I have done such massive emotional swings over the last few months … I have projected so much of my God Drama trauma onto Keith (in his absence) … that I am not really sure what is real and what is my illusory creation. I am almost afraid to walk back onto Keith’s porch – wondering if I really belong there anymore – wondering if I will just melt into another pile of uncontrollable emotions if I do.
I can only giggle on Sunday morning (December 1, 2012) when I wake up to a flooded bathroom, with at least an inch of water still on the floor. I have a faulty valve inside the toilet tank, and when the water pressure is too extreme, the valve does not shut off.
I am very familiar with the concept that in the world of spiritual symbolism, water represents emotions.
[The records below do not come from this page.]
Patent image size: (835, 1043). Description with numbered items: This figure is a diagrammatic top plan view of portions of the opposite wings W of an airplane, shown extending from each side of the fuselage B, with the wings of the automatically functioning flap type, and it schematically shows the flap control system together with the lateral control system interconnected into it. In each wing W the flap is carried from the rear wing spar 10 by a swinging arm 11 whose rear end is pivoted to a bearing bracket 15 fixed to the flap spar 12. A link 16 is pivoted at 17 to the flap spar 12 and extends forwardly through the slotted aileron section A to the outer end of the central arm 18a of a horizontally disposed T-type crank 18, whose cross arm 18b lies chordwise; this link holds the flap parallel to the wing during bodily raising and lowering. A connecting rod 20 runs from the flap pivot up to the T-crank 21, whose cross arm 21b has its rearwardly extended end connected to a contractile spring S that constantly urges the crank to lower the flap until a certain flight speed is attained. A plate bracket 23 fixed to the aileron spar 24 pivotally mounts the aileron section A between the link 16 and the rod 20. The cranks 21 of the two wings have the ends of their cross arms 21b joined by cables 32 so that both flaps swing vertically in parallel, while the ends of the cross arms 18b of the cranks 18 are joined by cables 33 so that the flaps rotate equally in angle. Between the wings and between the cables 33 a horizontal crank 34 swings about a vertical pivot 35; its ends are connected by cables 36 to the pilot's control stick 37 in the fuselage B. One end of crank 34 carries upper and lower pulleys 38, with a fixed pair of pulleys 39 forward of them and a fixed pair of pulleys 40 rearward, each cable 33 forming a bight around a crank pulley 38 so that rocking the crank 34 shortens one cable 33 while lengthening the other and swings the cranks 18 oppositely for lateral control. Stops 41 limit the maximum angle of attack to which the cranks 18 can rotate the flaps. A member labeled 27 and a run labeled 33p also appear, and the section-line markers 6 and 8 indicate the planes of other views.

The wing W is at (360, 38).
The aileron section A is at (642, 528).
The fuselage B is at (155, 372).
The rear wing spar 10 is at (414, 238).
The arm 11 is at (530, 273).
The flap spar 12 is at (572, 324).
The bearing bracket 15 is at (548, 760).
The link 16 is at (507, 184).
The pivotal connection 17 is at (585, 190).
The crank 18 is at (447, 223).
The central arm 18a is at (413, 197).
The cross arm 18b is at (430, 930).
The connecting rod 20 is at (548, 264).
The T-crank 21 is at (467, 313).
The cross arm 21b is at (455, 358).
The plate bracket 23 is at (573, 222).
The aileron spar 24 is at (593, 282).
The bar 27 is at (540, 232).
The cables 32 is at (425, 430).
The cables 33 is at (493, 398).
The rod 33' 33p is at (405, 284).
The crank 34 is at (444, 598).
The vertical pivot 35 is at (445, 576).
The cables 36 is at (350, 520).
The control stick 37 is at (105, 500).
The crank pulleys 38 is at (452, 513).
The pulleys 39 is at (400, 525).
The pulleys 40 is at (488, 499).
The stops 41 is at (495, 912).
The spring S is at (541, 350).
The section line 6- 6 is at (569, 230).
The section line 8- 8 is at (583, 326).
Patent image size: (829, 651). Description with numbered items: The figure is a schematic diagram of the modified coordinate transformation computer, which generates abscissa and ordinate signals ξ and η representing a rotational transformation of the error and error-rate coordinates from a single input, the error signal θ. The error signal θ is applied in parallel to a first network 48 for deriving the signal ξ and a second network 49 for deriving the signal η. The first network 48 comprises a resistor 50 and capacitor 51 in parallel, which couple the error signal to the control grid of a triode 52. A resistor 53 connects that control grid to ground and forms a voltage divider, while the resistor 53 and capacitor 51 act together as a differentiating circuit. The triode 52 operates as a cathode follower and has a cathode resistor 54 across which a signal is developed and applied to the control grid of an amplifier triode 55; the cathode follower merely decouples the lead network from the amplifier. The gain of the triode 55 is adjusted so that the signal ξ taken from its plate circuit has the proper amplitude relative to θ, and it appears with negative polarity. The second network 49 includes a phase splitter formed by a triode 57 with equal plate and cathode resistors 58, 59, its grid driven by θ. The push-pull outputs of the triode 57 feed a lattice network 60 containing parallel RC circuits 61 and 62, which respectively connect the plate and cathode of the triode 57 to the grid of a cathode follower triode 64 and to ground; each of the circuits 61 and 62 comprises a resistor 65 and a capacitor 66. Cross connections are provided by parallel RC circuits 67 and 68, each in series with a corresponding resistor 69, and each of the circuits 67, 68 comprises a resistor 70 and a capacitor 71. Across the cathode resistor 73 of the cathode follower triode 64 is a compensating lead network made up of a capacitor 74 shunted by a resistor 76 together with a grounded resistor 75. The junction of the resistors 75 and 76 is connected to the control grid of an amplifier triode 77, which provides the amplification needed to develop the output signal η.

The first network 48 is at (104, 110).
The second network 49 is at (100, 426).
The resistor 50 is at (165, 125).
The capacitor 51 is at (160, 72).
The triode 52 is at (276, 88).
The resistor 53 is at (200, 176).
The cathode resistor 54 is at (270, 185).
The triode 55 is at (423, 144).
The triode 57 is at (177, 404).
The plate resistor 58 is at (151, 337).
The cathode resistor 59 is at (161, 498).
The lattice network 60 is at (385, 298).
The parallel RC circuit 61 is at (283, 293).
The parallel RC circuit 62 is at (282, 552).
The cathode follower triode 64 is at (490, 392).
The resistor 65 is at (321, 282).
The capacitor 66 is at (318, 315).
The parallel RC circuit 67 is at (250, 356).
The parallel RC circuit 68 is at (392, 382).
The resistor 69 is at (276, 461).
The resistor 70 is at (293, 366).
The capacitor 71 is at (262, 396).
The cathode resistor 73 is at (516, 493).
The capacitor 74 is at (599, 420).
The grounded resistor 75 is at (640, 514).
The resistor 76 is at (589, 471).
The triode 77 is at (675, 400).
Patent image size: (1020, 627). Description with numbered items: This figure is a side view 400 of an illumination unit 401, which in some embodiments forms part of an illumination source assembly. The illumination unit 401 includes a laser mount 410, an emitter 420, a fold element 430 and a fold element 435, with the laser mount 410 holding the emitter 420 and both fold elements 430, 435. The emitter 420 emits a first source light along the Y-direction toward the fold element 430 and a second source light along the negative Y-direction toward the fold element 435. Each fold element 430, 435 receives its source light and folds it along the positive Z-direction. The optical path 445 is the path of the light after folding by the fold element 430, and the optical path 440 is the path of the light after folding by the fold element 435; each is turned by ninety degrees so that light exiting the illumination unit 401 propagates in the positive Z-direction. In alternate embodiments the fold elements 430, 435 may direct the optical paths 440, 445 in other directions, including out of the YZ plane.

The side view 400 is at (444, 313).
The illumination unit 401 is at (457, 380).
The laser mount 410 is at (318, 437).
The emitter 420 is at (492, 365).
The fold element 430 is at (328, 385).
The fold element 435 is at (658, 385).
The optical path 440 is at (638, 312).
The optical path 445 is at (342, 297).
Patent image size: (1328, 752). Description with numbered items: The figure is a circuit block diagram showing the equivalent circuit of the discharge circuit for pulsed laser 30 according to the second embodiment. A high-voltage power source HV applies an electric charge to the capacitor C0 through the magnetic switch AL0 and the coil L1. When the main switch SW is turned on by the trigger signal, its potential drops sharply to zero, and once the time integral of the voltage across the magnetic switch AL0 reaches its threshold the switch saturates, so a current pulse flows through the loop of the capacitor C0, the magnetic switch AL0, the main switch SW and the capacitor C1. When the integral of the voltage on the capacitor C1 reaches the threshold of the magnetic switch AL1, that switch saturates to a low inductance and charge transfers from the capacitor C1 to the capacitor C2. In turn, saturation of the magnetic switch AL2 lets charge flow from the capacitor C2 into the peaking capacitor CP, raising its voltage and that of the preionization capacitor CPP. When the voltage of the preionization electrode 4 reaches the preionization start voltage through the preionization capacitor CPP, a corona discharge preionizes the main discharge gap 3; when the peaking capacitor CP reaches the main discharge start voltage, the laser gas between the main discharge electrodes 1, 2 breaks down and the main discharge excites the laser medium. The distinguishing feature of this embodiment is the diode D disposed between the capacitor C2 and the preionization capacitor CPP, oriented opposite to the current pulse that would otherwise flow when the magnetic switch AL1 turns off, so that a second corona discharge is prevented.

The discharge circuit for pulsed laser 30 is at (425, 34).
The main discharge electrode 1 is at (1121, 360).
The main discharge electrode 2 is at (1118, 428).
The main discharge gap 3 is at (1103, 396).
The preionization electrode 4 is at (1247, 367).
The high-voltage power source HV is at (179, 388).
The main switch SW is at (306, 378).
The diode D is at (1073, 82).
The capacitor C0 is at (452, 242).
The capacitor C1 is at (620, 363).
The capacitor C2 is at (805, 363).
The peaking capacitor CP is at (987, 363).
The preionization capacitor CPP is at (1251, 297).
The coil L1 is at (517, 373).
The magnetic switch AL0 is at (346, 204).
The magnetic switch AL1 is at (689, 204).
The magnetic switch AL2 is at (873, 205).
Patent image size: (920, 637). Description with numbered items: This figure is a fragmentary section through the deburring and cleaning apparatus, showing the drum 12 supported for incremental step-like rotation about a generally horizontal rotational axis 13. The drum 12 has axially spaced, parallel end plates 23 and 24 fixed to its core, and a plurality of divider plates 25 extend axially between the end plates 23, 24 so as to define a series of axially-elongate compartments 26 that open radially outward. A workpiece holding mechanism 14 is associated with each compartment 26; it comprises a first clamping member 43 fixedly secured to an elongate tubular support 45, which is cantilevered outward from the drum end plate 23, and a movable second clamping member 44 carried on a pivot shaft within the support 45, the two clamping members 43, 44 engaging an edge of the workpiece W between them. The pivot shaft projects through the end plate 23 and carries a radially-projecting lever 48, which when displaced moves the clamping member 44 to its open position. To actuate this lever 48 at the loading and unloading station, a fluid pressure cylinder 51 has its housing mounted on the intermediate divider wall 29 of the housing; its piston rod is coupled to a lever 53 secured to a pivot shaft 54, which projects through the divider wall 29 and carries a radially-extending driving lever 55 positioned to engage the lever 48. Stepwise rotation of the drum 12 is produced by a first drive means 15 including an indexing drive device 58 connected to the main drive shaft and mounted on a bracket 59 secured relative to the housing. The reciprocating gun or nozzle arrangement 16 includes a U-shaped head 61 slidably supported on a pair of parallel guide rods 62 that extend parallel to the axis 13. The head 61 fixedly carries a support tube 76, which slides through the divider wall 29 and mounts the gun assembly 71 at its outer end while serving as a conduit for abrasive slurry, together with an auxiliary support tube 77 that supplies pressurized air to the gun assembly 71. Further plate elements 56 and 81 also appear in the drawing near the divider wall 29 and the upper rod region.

It seems that the Universe is teasing me, conspiring with unsettled, highly pressurized emotional waters to flood the metaphorical cesspool (toilet/bathroom) of my apartment.
After Bobby-bear watches me clean up the mess, I simultaneously cook breakfast and my weekly pot of beans, before taking a much-needed shower.
In just a couple of hours, I will be attending my first chocolate ceremony since that final fireworks-filled one at the end of June. It is time to face my fears … to finally find out where I stand … to take my first tenuous baby steps back onto Keith’s magical porch … to feel out the vibe.
Nervous fear and anticipation are killing me.